Comprendió que ella podría cumplir muy bien con aquel papel. Sería una forma de resolver cualquier conflicto sobre la jefatura de la tribu: la hembra alineada junto al macho.
¿Pero qué ocurriría entonces con Paul? ¿Cuáles eran al respecto las reglas de parentesco? ¿Y qué ocurriría con la hija aún no nacida que llevaba en su seno desde hacía unas semanas? ¿Con la hija de un Duque muerto? Hizo frente al verdadero significado de aquella nueva criatura que crecía en ella, el auténtico origen que había permitido aquella concepción. Conocía cual era… había cedido al profundo instinto de todas las criaturas enfrentadas a la muerte: alcanzar la inmortalidad a través de la progenie.
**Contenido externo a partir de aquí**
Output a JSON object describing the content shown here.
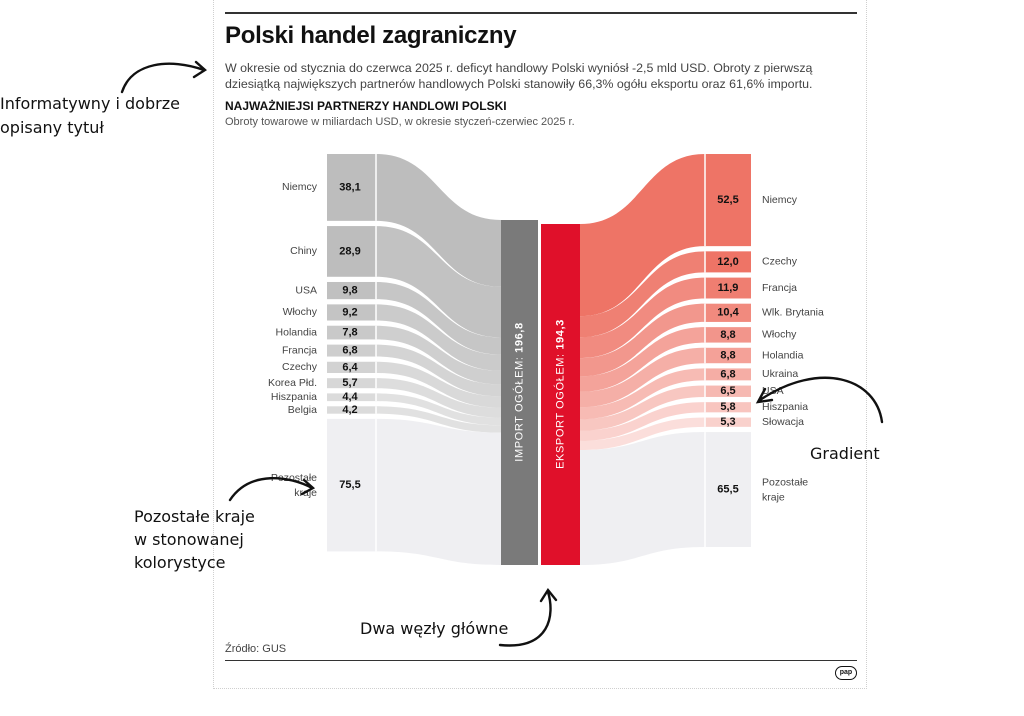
{
  "header": {
    "title": "Polski handel zagraniczny",
    "description": "W okresie od stycznia do czerwca 2025 r. deficyt handlowy Polski wyniósł -2,5 mld USD. Obroty z pierwszą dziesiątką największych partnerów handlowych Polski stanowiły 66,3% ogółu eksportu oraz 61,6% importu.",
    "subtitle": "NAJWAŻNIEJSI PARTNERZY HANDLOWI POLSKI",
    "subtitle2": "Obroty towarowe w miliardach USD, w okresie styczeń-czerwiec 2025 r."
  },
  "footer": {
    "source": "Źródło: GUS",
    "logo": "pap"
  },
  "annotations": {
    "title_note": [
      "Informatywny i dobrze",
      "opisany tytuł"
    ],
    "rest_note": [
      "Pozostałe kraje",
      "w stonowanej",
      "kolorystyce"
    ],
    "nodes_note": "Dwa węzły główne",
    "gradient_note": "Gradient"
  },
  "colors": {
    "import_node": "#7a7a7a",
    "export_node": "#e0102a",
    "import_flow": "#bdbdbd",
    "export_flow": "#ee7466",
    "rest_flow": "#efeff2"
  },
  "chart_data": {
    "type": "sankey",
    "import": {
      "label": "IMPORT OGÓŁEM:",
      "total": "196,8",
      "partners": [
        {
          "name": "Niemcy",
          "value": 38.1,
          "label": "38,1"
        },
        {
          "name": "Chiny",
          "value": 28.9,
          "label": "28,9"
        },
        {
          "name": "USA",
          "value": 9.8,
          "label": "9,8"
        },
        {
          "name": "Włochy",
          "value": 9.2,
          "label": "9,2"
        },
        {
          "name": "Holandia",
          "value": 7.8,
          "label": "7,8"
        },
        {
          "name": "Francja",
          "value": 6.8,
          "label": "6,8"
        },
        {
          "name": "Czechy",
          "value": 6.4,
          "label": "6,4"
        },
        {
          "name": "Korea Płd.",
          "value": 5.7,
          "label": "5,7"
        },
        {
          "name": "Hiszpania",
          "value": 4.4,
          "label": "4,4"
        },
        {
          "name": "Belgia",
          "value": 4.2,
          "label": "4,2"
        }
      ],
      "rest": {
        "name": "Pozostałe kraje",
        "value": 75.5,
        "label": "75,5"
      }
    },
    "export": {
      "label": "EKSPORT OGÓŁEM:",
      "total": "194,3",
      "partners": [
        {
          "name": "Niemcy",
          "value": 52.5,
          "label": "52,5"
        },
        {
          "name": "Czechy",
          "value": 12.0,
          "label": "12,0"
        },
        {
          "name": "Francja",
          "value": 11.9,
          "label": "11,9"
        },
        {
          "name": "Wlk. Brytania",
          "value": 10.4,
          "label": "10,4"
        },
        {
          "name": "Włochy",
          "value": 8.8,
          "label": "8,8"
        },
        {
          "name": "Holandia",
          "value": 8.8,
          "label": "8,8"
        },
        {
          "name": "Ukraina",
          "value": 6.8,
          "label": "6,8"
        },
        {
          "name": "USA",
          "value": 6.5,
          "label": "6,5"
        },
        {
          "name": "Hiszpania",
          "value": 5.8,
          "label": "5,8"
        },
        {
          "name": "Słowacja",
          "value": 5.3,
          "label": "5,3"
        }
      ],
      "rest": {
        "name": "Pozostałe kraje",
        "value": 65.5,
        "label": "65,5"
      }
    }
  }
}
El impulso de la fertilidad de las especies siempre había triunfado en ellas. Jessica miró a Stilgar y vio que estaba estudiándola, esperando. Una hija nacida aquí de una mujer casada con un tal hombre… ¿ cuál sería su destino?, se preguntó.
¿Intentaría obstaculizar las obligaciones a las cuales está sometida una Bene Gesserit?
Stilgar carraspeó, revelando haber intuido la mayor parte de las preguntas que se hacía ella mentalmente.